Una vez, hace mucho tiempo, tuve una amiga. En la época de mi bachillerato. Era una buena amiga, o al menos así lo creía yo. En nuestras conversaciones me comentó que escribía poesía. Me interesé por sus escritos. Dada la personalidad de mi amiga y su madurez en muchos aspectos de la vida -de hecho era unos años mayor que yo- me imaginé que me encontraría con creaciones de algún modo dignas de tener en cuenta. No fue así. Me decepcionó lo que leí de ella. Y mi error fue decírselo, aunque fuera a su requerimiento. Con todo tacto le hice un comentario en el sentido de que lo que estaba escribiendo respondía más a tópicos, con frases trilladas, que a un buen poema. Y añadí que podía mejorar mucho si se empeñaba en ello. Mi intención fue en todo momento ayudarle, porque creo que ella lo merecía. Al principio no pareció afectarle. De hecho, incluso me dio la sensación de que encajó la crítica de buen grado. Pero días más tarde, llegó mi amiga a mi casa con su madre. Su madre me pedía explicaciones acerca de lo que yo le había dicho a su hija para ponerla como la puse. Sí, tal como lo estoy escribiendo sucedió. Ya lo de la madre se me antojaba muy fuerte. Así que fui intentando deshacer como pude -sin tener ninguna necesidad de ello- lo que aquellas dos consideraban una especie de agravio. Lo sentí mucho por ella. Porque era una persona llena de capacidad para escribir, no específicamente en el terreno de los sentimientos, que como digo responden siempre a otra cosa que no es en realidad poesía, sino en el de las palabras y en su uso. Tenía muchas posibilidades de decir algo llegado el caso. Hace años que no sé de ella, es obvio. Seguramente hoy tendrá un blog con un pseudónimo y publicará cosas ahí. Cosas como las que me dio a leer. Internet, ya lo he dicho antes, permite este tipo de cosas.
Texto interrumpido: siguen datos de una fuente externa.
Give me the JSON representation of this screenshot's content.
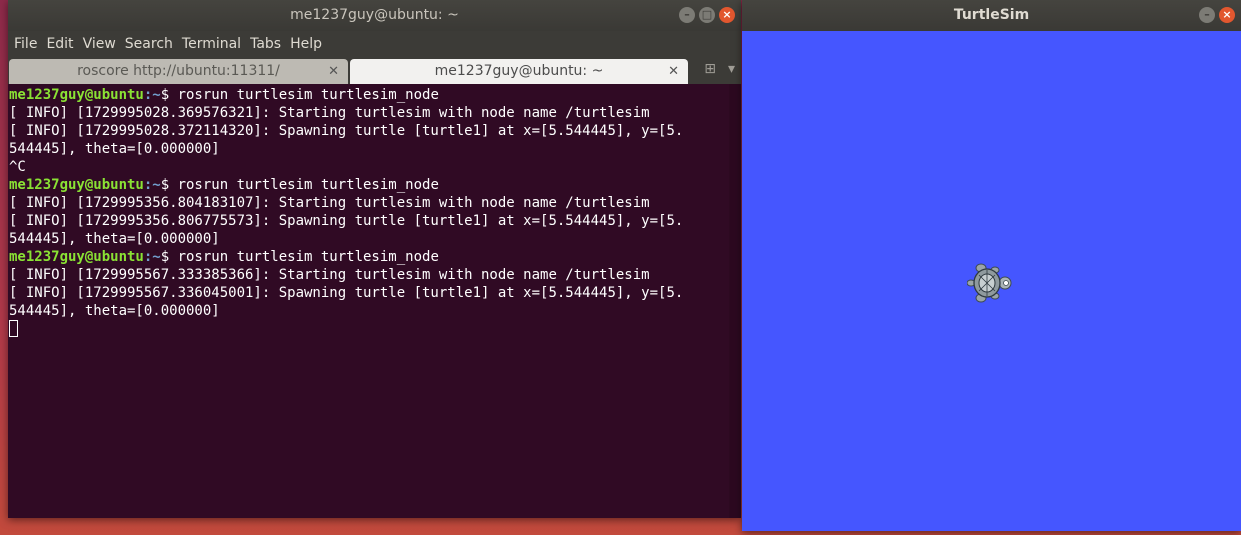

Aquel episodio me hizo comprender, ya desde mis tiempos de bachillerato, que con pataletas nunca se suele escribir nada bueno en literatura. Y que las pataletas son eso, simples pataletas. Propias de los pequeños, de los que no tienen madurez. Si no se dejan atrás ese tipo de arrebatos provocados por el orgullo y la autoestima mal entendidos, no se puede llegar al estado de reflexión que todo intento de escribir poesía exige.
Desde entonces no he vuelto a decirle a nadie, con nombre y apellidos, nada acerca de su obra, si tal obra me parecía poco interesante o pobre. Lo he hecho generalizando. Quizá porque así nadie se da por aludido en especial y porque dichos sujetos de tal manera pueden extraer enseñanzas de una mala crítica que no se dirige o focaliza sobre un individuo en concreto.
Los que sufren pataletas, en el fondo, se señalan a sí mismos. Se ridiculizan a sí mismos. Ellos mismos se ponen en evidencia y se definen claramente con sus exabruptos. ¿No creen ustedes que las pataletas y los berrinches son más propios de la ignorancia que de eso que se suele llamar el sentido común? Yo creo que sí.